Im Kanton Solothurn sind die Gemeinden mächtiger als in anderen Kantonen. Die Möglichkeit, kantonale Abstimmungen zu erzwingen, gibt ihnen viel Einfluss.
Zehn Jahre lang war der Derendinger Gemeindepräsident Kuno Tschumi (FDP) Präsident des Gemeindeverbands und damit «der sechste Regierungsrat». Am 1. Juni hat er das Amt an seinen Nachfolger Roger Siegenthaler (FDP, Lüterkofen) übergeben.
SRF News: Kuno Tschumi, Sie hatten zehn Jahre lang einen der mächtigsten Posten im Kanton Solothurn. Wie schwer ist es Ihnen gefallen, diesen nun aufzugeben?
Kuno Tschumi: Ziemlich schwer. Wir haben die ganzen zehn Jahre daran gearbeitet, dass wir unseren Einfluss ausdehnen können. Jetzt sind wir auf einem anständigen Niveau. Da reut es einen schon ein bisschen, wenn man von Bord gehen muss. Aber es ist jetzt auch Zeit.
Die Solothurner Gemeinden haben mehr Einfluss als die Gemeinden in vielen anderen Kantonen. Sie waren also tatsächlich der sechste Regierungsrat?
Vielleicht indirekt. Das ist unseren Anstrengungen zu verdanken. Dass wir nicht versucht haben, Macht auszuüben, oder nur, wenn es wirklich nötig war.
Macht ist ein verfängliches Wort. Ich habe lieber das Wort Einfluss. Wenn man Macht ausüben muss, hat man eigentlich keine.
Wir haben vielmehr versucht, kooperativ die beiden Ebenen Kanton und Gemeinden miteinander zu verzahnen. Denn das braucht es eigentlich: dass beide Ebenen ihre Aufgaben richtig erledigen können.
Ein Beispiel für die Macht der Gemeinden: Der Kanton Solothurn muss das Milliarden-Loch in der Pensionskasse alleine ausfinanzieren, die Gemeinden beteiligen sich nicht.

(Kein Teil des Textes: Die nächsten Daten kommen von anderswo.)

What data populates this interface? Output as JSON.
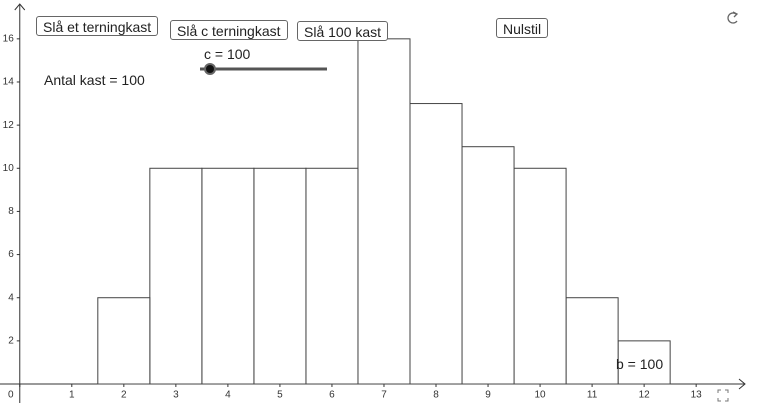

Sie hatten zwar einen Deal mit der Regierung ausgearbeitet für eine Beteiligung der Gemeinden, gerieten dann aber im Verband unter Druck. «Gemeinden vor Zerreissprobe» lautete eine der Schlagzeilen im Jahre 2014. Man hatte damals den Eindruck, Kuno Tschumi sei wohl nicht mehr lange Präsident…
Ich bin Anwalt von Beruf und bin mir solche Situationen gewohnt. Persönlich hatte ich das Gefühl, es wäre angebracht gewesen, wenn die Gemeinden etwas gezahlt hätten, aber schlussendlich sagte das Volk Nein dazu. Die Situation zeigte, wie heterogen die Gemeinden sind. Das schwierigste am Präsidenten-Posten ist, Gemeinden beieinander zu halten, die sehr unterschiedlich gross sind und zum Teil diametral entgegengesetzte Auffassungen haben.
Wenn man die Gemeinden als Herde bezeichnen möchte, war ich nicht der Hirte, sondern der Hirtenhund.
Ein wichtiges Druckmittel des Gemeindeverbands ist das Gemeindereferendum. Das gibt es nur in wenigen Kantonen. Fünf Solothurner Gemeinden können eine kantonale Abstimmung erzwingen. Verschiedentlich wird damit gedroht. Führt das dazu, dass sich die Regierung vor Abstimmungen fürchtet und im Sinne der Gemeinden entscheidet?
Das ist ein sehr wichtiges Instrument. Bund und Kantone haben Parlamente, die Gemeinden auf ihrer Ebene haben das nicht. Die müssen aber auch ein Mittel haben, um ihre Interessen auf Augenhöhe zu vertreten. Es gibt auch die Gemeindeinitiative, die haben wir auch einmal ergriffen, als wir 2009 eine höhere Beteiligung des Kantons an den Lehrerlöhnen verlangt haben. 80 Gemeinden haben das damals verlangt. Das machte den Druck so hoch, dass wir letztlich einen neuen Finanzausgleich erhalten haben.
Ihr Verband hat die Initiative 2010 zurückgezogen und der Kanton versprach, jährlich 15 Millionen mehr in den Finanzausgleichstopf zu bezahlen. Das war also der Anfang davon, dass die Solothurner Gemeinden mehr Macht erhalten haben im Kanton?
Definitiv. Ohne Gemeinden im Boot geht es nicht. Das haben wir damals gezeigt. Und ab dann war klar, dass man mit den Gemeinden zusammenarbeiten muss im Kanton Solothurn.